Serves: 4-6 Servings
Cooking Time: 45 minutes
- 8 ounces small red potatoes
- 4 ounces fresh green beans, trimmed
- 1 cup white beans, cooked, drained and rinsed
- Hard boiled eggs, halved
- 4-5 artichoke hearts, drained and halved
- 1/2 cup radishes, quartered
- 1/2 cup cucumber, sliced
- 1 cup cherry or heirloom tomatoes, halved
- 1/2 cup Nicoise or Kalamata olives, pitted and halved
- 1-2 Tbsp capers, drained
- 1-2 Tbsp parsley, chopped
- Salt & pepper
- 1-2 cups Simply 7 Sea Salt Lentil Chips Lemon Vinaigrette
- 1/2 cup fresh lemon juice
- 1 garlic clove, grated
- 1-2 Tsp Dijon mustard
- Salt and black pepper, to taste
- 1/2 Tsp honey
- 1/4 cup olive oil
- 1/2 Tsp thyme
1. Add potatoes to a large pot with cold water and add in salt. Bring to a boil then reduce heat and simmer uncovered for 10-15 minutes or until fork-tender. Drain and set aside to cool. Once cool, slice in half.
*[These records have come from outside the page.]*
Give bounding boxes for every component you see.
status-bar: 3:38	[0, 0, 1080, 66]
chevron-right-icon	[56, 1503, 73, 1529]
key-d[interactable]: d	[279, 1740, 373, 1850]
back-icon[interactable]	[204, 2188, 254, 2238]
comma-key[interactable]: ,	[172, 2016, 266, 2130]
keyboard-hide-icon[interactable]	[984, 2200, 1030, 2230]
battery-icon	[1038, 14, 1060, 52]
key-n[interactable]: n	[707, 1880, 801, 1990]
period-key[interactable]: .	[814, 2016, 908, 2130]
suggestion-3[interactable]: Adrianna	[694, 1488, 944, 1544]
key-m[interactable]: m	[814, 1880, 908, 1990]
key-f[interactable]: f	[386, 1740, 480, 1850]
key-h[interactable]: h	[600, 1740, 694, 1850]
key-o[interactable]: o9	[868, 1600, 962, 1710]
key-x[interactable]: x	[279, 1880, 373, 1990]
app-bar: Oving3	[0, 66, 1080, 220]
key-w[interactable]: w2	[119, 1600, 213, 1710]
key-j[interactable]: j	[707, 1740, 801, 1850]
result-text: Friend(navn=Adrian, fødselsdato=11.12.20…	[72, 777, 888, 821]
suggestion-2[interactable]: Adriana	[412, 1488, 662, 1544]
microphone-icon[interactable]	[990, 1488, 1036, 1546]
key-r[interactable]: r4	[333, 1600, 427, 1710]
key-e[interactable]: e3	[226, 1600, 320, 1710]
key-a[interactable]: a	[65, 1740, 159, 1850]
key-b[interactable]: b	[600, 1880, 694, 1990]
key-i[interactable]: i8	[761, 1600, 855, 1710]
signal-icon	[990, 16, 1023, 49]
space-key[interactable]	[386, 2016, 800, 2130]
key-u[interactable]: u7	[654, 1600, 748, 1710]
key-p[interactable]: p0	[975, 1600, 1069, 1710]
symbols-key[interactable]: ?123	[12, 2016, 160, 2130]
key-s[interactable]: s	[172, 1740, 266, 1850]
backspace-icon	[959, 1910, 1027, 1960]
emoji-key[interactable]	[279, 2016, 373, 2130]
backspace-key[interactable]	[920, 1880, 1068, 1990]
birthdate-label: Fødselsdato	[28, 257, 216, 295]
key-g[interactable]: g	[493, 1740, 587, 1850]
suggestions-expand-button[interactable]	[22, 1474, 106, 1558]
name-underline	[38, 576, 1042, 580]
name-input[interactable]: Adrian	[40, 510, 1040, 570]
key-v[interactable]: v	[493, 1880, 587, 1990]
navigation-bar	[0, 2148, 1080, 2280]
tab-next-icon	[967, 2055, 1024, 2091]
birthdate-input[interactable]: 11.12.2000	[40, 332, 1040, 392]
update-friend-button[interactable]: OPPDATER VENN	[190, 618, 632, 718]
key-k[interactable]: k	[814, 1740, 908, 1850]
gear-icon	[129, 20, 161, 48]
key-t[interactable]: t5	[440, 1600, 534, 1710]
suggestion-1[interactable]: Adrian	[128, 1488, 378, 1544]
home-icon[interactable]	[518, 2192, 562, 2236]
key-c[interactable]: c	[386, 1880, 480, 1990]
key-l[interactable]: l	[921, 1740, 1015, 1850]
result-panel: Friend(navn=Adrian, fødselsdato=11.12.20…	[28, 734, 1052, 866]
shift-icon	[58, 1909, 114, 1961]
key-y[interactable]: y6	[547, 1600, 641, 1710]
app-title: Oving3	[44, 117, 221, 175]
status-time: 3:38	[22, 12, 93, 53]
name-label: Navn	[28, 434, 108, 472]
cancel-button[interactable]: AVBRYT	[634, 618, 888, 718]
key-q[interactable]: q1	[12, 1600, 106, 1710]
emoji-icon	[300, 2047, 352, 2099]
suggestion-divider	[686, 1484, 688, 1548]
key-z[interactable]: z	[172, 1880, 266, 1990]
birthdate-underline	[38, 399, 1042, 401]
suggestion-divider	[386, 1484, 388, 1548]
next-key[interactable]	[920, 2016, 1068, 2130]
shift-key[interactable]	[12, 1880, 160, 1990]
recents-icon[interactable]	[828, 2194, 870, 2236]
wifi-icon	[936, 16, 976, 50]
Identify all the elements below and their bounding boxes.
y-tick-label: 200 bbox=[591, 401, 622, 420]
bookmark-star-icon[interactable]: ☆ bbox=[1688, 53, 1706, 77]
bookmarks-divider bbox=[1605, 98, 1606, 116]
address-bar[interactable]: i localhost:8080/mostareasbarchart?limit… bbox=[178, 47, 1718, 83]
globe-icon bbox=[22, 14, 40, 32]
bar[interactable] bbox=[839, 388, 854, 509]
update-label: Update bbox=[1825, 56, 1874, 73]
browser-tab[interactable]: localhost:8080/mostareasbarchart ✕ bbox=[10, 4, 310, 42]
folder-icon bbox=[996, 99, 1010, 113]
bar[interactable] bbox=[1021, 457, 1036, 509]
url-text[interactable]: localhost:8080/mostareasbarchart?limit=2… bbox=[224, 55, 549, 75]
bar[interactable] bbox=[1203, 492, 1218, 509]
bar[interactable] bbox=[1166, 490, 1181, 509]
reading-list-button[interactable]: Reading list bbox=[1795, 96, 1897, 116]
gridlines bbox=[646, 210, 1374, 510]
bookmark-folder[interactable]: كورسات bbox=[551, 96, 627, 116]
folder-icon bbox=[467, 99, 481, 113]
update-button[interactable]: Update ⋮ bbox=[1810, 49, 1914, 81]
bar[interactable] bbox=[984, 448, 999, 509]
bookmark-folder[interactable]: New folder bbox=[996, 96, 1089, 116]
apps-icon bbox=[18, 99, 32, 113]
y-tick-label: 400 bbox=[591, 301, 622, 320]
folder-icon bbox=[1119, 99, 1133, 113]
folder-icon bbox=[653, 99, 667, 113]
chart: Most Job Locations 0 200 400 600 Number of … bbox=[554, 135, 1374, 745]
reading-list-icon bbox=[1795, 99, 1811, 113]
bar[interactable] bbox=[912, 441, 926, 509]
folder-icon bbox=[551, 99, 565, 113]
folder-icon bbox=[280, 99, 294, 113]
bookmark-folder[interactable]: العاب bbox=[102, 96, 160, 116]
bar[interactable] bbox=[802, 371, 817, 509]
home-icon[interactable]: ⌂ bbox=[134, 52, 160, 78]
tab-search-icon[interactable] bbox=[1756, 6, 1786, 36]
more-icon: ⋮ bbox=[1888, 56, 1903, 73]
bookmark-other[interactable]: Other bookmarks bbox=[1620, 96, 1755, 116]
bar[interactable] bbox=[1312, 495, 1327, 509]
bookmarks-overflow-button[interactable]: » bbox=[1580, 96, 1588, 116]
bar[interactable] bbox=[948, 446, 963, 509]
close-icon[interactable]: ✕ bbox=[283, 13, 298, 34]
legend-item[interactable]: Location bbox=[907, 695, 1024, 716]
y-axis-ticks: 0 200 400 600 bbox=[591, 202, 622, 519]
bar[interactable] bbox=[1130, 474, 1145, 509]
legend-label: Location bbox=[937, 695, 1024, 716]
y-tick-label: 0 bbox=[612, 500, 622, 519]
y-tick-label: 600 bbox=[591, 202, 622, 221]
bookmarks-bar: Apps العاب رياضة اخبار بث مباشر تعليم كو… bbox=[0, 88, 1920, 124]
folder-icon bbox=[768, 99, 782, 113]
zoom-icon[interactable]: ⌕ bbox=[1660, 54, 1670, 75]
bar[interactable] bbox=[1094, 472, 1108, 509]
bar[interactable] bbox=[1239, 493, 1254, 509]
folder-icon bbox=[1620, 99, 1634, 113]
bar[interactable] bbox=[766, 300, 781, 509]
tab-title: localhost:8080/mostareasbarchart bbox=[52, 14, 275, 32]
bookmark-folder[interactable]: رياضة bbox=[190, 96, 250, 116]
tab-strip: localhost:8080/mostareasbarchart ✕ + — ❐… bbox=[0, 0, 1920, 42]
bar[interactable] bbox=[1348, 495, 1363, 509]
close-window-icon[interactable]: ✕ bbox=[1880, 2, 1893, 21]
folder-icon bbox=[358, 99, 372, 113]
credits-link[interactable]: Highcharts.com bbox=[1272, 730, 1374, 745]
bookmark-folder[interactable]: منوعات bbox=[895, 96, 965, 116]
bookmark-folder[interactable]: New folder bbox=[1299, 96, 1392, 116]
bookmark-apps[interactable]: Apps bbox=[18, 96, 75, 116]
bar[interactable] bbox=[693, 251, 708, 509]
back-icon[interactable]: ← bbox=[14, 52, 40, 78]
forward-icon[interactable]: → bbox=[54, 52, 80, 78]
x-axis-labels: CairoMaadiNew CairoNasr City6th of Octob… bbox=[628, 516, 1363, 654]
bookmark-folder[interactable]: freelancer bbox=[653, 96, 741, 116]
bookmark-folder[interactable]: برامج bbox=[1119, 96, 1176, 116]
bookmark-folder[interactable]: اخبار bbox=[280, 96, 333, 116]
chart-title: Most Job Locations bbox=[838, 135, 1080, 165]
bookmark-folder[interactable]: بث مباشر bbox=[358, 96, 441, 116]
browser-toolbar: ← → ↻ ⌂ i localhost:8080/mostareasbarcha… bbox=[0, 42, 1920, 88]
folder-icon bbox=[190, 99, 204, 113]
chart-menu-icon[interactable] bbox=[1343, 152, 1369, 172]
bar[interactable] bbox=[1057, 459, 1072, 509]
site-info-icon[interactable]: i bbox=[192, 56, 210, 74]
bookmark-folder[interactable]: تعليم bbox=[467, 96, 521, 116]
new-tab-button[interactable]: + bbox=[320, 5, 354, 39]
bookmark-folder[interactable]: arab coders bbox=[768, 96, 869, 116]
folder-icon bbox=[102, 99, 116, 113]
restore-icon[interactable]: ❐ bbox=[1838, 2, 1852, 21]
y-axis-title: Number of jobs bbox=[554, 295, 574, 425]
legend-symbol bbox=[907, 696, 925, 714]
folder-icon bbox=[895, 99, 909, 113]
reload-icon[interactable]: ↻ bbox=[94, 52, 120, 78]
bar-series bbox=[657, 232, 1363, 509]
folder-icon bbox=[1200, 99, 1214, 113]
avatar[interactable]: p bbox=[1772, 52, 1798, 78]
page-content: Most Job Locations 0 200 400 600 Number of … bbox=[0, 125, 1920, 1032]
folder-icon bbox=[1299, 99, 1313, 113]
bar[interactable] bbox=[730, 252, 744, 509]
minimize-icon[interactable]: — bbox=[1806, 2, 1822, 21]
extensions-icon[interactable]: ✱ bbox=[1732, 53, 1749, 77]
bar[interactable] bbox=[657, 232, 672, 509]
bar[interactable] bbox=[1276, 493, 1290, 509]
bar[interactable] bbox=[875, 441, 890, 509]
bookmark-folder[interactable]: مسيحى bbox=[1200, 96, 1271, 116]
2. Refill the same pot with water, bring to a boil and set a bowl of ice water to the side. Add the green beans to the boiling water and blanch for 2-3 minutes. Drain and immediately add to the ice water. After a minute, drain and place on a towel to dry.
3. Make the salad with all ingredients and top with the lemon vinaigrette, Sea Salt Lentil Chips, parsley and more salt and pepper.